Quando entendi o racismo
Fui criada por pais extremamente esclarecidos, cultos. Pessoas com noções amplas e claras sobre preconceito, política e justiça. Eles nos passaram estas noções e valores. Nossa criação classe média baixa, incluiu morar perto de comunidades, colégio público (o maior do nosso estado), amigos negros e zero segregação. Pelo menos em nossa casa.
Eu sempre desprezei o racismo e os que o propagavam. Era doloroso estudar, ver filmes, ler a história cruel da raça. Mas eu li, me interessei. Porque é preciso mais do que simplesmente “não ser racista” para entender toda a problemática intrínseca em anos de segregação racial e social.
Apesar disto, houve um fato que elucidou tudo como um tapa na cara. Na minha cara. E um tapa doloroso.
Meu namorado é o que muitos chamam de “mulato” ou “pardo”; sua pele é branca, mas seus traços e cabelos claramente de negro. Eu, branca. Simples assim.
Foram muitas as vezes que passei por um viaduto perto da minha casa, dirigindo, e lá todas as noites tinha blitzes. As vezes havia bebido (não me orgulho), outras estava sem o documento do carro que havia sido roubado. Mas eu nunca fui sequer parada. Nunca.

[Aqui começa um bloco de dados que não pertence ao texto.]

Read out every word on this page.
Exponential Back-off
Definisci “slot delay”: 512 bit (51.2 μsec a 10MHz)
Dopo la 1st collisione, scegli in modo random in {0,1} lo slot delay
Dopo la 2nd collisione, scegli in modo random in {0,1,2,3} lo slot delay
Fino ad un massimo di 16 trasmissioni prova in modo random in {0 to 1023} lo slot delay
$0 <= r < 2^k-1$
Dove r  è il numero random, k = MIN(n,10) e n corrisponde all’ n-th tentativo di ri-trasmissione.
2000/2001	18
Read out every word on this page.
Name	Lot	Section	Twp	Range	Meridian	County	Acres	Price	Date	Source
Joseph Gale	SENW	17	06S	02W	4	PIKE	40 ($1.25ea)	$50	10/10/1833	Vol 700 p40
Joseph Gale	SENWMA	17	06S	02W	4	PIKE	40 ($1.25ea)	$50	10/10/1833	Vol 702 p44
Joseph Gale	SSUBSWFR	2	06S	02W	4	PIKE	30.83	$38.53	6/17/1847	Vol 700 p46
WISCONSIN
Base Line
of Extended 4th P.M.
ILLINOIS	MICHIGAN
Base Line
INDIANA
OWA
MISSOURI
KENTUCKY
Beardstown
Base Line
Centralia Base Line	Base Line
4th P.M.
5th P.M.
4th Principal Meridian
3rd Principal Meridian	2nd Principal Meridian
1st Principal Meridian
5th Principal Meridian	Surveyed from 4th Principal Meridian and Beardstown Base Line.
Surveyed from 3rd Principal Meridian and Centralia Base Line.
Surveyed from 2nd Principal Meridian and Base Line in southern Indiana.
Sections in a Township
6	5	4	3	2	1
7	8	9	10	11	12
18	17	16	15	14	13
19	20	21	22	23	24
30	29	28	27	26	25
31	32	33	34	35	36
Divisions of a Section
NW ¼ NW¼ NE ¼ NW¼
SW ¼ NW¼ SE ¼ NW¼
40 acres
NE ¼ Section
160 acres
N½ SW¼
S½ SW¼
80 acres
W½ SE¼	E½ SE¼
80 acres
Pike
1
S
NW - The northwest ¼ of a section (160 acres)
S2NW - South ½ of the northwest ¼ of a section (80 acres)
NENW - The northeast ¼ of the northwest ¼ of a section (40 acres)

Um dia, voltávamos do trabalho dele, no meu carro, em direção ao supermercado – aquela vida cotidiana de segunda-feira – e ele estava dirigindo. Só haviam parado motociclistas. Fomos parados. Eu ainda estava sem o documento do carro, mas com um BO declarando ter perdido ele para um furto. Quase não houve conversa. Foram 15 minutos tensos, com ele argumentando educadamente e sendo calado. Eles queriam apreender meu carro (que é o procedimento correto, não estou discutindo isto). Até que um policial, após um pedido meu, decidiu verificar a placa do carro pelo rádio e nos liberou.
Pode não parecer nada, mas pra mim foi tudo. Tudo o que eu não havia entendido antes.
Sobre todas as coisas que eu li e ouvi. Foi quando eu entendi o racismo.
Passei horas no supermercado falando, indagando, me enfurecendo.
Nunca mais eu vi as coisas da mesma maneira. Nunca mais verei.
Agradeço por isto.
Agradeço pelos textos de mulheres incríveis sobre o assunto que dia a dia tem me aberto mais a visão. Sou sim privilegiada. E, neste sentido, odeio isto.
Não posso falar sobre assuntos que não vivi, não sofri. Porém, nestes casos tenho usado a empatia para entender e meu bom senso para mudar o que estiver ao meu alcance.
E eu, espero, honestamente e fervorosamente, que as coisas mudem. E que seja hoje. Pelo menos um pouco.
Tentarei, mais um dia, fazer minha parte.